Primate communication is multimodal (Slocombe et al. 2011; Liebal et al. accepted), and compositionality might also occur through the recombination of different elements across modalities. To date, however, very few studies have investigated whether species other than humans compositionally recombine elements across different modalities (i.e. gestures, vocalizations and facial expressions) to create new meaningful elements. Moreover, the limited number of studies that used such a multimodal approach did not specifically target compositionality in these combinations. Both Hobaiter and colleagues (2017) and Wilke and colleagues (2017), for instance, focussed on combinations of gestures and vocalizations, and were interested in response patterns to these combinations as compared to their single components. Oña and colleagues (2019) also investigated multi-modal combinations in chimpanzees, but focused on the combination of gestures and facial expressions in a semi-wild setting.
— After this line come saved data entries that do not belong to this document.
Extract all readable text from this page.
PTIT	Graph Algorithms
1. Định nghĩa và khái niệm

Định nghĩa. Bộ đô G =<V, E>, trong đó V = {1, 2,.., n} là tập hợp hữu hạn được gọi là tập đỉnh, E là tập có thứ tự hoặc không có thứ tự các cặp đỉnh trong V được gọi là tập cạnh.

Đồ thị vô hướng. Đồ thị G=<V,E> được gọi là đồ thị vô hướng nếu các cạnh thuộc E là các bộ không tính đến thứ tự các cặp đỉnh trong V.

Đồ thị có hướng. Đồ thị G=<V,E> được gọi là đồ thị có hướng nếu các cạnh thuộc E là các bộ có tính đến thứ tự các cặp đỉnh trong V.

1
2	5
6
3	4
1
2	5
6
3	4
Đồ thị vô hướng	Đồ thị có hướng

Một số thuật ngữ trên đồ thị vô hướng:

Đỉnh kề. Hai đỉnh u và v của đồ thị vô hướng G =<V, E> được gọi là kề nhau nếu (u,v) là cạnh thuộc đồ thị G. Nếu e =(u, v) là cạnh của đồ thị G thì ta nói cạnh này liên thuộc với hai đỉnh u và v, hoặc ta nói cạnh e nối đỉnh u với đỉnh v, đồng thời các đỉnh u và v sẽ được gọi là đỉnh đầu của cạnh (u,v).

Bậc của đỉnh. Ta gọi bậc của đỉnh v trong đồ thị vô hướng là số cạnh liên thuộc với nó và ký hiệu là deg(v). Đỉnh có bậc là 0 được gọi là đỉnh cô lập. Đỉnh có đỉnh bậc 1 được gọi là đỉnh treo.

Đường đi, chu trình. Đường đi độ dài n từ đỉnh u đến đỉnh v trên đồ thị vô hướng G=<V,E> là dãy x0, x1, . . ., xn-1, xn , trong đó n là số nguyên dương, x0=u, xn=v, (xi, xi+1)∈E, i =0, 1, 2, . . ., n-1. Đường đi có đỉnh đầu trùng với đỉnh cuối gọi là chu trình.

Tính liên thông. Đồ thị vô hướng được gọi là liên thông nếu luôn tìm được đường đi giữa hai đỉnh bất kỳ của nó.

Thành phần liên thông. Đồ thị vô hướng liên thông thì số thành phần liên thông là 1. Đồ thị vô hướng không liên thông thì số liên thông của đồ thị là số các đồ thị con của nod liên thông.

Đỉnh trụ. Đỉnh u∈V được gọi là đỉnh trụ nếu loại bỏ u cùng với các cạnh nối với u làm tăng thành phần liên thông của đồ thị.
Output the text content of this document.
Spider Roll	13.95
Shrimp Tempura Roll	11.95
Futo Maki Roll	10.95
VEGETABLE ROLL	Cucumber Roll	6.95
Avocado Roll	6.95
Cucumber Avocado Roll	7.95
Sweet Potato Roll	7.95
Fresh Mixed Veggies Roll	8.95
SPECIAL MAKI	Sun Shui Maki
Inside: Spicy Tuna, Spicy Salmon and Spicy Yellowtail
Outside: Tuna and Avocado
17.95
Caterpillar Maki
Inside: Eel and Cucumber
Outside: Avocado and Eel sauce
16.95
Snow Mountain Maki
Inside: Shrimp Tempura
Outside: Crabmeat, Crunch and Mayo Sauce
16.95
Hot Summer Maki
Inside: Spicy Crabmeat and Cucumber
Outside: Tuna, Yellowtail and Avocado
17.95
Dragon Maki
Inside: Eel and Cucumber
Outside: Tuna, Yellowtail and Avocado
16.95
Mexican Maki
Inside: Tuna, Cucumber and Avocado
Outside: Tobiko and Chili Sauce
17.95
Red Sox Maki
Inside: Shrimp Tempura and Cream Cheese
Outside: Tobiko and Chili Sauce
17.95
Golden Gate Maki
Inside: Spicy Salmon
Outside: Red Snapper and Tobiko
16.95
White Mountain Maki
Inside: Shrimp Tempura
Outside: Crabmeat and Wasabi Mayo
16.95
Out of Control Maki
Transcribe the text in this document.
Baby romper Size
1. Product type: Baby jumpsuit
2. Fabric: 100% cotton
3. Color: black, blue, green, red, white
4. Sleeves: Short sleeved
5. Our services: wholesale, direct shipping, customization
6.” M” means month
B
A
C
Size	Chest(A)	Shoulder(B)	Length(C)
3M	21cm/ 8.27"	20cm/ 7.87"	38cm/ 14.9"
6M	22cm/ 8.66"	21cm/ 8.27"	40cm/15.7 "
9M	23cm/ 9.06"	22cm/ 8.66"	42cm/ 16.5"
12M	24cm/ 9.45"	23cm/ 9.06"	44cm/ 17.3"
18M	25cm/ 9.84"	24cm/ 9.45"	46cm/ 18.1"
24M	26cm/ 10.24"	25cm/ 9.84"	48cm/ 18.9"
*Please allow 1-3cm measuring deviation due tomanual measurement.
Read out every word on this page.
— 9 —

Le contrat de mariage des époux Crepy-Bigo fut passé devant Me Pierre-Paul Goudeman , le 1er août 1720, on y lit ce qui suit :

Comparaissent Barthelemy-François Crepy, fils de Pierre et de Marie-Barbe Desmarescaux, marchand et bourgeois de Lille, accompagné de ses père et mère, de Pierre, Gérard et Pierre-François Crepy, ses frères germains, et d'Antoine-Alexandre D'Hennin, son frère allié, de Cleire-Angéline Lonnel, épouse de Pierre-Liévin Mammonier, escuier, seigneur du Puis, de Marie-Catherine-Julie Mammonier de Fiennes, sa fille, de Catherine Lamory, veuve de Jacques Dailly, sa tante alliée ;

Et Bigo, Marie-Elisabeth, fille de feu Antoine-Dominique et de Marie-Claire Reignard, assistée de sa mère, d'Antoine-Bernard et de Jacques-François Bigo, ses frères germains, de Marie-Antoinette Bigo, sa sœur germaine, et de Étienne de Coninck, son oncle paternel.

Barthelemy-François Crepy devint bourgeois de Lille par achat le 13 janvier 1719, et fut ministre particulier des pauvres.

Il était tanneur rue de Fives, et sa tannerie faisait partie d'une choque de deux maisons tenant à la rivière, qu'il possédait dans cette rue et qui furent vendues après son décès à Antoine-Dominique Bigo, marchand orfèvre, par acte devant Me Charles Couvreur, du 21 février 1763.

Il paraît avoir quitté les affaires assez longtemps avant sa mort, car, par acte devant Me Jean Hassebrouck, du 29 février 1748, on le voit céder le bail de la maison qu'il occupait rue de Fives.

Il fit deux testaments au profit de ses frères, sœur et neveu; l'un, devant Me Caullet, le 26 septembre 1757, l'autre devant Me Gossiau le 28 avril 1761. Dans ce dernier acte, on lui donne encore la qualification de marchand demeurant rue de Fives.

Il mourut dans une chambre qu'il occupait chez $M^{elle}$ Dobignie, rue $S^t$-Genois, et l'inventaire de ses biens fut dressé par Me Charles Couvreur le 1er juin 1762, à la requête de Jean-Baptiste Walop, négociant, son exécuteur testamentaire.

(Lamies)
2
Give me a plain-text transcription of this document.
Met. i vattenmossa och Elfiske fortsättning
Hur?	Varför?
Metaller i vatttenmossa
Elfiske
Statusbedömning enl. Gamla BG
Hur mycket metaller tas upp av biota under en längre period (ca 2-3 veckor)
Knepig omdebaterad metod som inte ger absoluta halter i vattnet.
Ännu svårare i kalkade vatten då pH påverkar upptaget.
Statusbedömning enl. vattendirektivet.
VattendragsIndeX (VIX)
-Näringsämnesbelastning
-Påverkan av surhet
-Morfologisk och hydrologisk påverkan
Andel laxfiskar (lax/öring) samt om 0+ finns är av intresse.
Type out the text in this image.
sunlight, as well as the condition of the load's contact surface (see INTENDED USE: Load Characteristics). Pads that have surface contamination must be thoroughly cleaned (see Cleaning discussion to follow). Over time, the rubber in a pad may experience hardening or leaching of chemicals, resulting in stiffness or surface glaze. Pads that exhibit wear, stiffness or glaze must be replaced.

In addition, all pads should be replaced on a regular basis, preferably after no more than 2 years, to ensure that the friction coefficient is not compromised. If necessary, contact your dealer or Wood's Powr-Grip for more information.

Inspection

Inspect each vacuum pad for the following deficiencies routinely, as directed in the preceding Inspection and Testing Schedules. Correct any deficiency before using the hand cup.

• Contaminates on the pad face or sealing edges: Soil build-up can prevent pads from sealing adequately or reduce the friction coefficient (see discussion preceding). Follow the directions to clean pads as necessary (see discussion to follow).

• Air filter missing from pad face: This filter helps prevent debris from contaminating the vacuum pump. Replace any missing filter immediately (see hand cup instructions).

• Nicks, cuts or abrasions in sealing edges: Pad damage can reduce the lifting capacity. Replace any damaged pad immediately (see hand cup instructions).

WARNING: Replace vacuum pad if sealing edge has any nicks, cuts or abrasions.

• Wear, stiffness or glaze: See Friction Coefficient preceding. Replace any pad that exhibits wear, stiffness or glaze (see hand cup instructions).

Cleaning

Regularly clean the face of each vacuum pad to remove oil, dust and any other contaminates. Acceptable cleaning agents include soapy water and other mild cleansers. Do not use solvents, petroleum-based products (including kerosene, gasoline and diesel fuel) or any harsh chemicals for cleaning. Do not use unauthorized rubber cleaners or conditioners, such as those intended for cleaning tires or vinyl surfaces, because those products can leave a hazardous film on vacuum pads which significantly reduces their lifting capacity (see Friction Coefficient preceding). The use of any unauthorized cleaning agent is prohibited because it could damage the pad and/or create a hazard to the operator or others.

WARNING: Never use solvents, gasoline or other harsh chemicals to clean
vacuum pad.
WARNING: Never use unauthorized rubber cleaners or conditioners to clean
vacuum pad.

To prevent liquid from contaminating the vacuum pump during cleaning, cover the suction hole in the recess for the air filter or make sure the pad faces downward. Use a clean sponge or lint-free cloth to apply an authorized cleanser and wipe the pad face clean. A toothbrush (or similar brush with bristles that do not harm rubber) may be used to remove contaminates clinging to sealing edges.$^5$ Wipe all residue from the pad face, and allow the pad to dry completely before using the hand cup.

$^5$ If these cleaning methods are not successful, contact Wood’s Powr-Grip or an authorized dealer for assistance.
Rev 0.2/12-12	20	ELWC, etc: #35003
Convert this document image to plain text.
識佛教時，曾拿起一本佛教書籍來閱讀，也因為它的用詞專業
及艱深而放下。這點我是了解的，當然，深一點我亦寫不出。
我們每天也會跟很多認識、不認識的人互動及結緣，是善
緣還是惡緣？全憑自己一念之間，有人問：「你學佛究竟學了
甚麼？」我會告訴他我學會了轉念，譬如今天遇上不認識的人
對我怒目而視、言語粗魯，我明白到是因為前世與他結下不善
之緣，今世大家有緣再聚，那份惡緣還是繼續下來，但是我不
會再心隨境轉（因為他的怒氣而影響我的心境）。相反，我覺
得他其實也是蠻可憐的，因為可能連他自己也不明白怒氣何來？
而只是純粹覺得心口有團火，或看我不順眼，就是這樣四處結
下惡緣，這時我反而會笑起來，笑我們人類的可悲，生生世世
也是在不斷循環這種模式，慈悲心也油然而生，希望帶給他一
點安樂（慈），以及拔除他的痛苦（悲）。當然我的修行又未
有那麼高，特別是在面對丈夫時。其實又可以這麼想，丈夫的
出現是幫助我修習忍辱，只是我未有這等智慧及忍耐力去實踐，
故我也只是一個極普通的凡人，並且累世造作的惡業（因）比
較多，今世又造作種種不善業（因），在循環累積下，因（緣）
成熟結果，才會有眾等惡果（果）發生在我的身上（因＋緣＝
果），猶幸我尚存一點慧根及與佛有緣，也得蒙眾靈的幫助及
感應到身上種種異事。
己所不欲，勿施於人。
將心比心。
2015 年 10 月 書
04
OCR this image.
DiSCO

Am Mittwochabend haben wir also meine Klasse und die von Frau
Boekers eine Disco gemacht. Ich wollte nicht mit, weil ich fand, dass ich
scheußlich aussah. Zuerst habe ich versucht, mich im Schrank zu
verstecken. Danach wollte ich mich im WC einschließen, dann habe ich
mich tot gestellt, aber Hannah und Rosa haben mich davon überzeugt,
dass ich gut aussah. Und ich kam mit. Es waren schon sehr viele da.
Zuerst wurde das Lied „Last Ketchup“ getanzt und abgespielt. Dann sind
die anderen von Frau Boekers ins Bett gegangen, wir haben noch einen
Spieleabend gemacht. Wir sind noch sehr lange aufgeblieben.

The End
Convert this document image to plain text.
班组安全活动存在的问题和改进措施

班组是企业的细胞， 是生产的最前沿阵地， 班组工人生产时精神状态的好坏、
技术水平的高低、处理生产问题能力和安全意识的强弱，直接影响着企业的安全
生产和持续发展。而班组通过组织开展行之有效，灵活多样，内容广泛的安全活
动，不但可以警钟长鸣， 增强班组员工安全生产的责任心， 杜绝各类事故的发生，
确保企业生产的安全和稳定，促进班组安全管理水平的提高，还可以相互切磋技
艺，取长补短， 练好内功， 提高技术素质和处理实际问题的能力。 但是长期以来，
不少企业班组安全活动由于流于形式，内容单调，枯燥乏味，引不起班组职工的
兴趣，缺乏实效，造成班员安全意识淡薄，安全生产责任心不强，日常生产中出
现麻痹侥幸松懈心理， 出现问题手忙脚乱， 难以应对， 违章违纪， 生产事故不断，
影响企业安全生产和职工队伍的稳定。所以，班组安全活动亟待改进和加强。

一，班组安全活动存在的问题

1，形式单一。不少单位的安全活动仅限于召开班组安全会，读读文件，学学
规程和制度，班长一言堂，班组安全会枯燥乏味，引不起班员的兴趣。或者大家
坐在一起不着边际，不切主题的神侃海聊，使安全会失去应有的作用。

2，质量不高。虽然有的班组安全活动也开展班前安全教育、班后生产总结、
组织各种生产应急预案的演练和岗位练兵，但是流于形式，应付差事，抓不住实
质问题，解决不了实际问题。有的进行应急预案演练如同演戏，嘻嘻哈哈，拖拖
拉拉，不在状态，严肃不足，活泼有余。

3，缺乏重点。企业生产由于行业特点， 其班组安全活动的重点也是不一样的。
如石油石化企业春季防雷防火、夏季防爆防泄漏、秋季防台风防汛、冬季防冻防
In this study, they found that different combinations elicited different responses, in that adding a specific facial expression to a gesture modified the likelihood of a specific response to occur (Oña et al. 2019). In particular, the combination of this facial expression with one gesture type increased the likelihood of affiliative behaviour, while it eliminated the bias toward an affiliative response when combined with a different gesture type. Thus, while this study did not conclude that the different facial and gestural components have specific meanings and that new meanings are created with their combination, it suggests that facial expressions may fulfil the important function of modifying following or co-occurring gestures. In other words, facial expressions might change the context in which a gesture is used and therefore impact the recipient’s response and the outcome of social interactions (Oña et al. 2019).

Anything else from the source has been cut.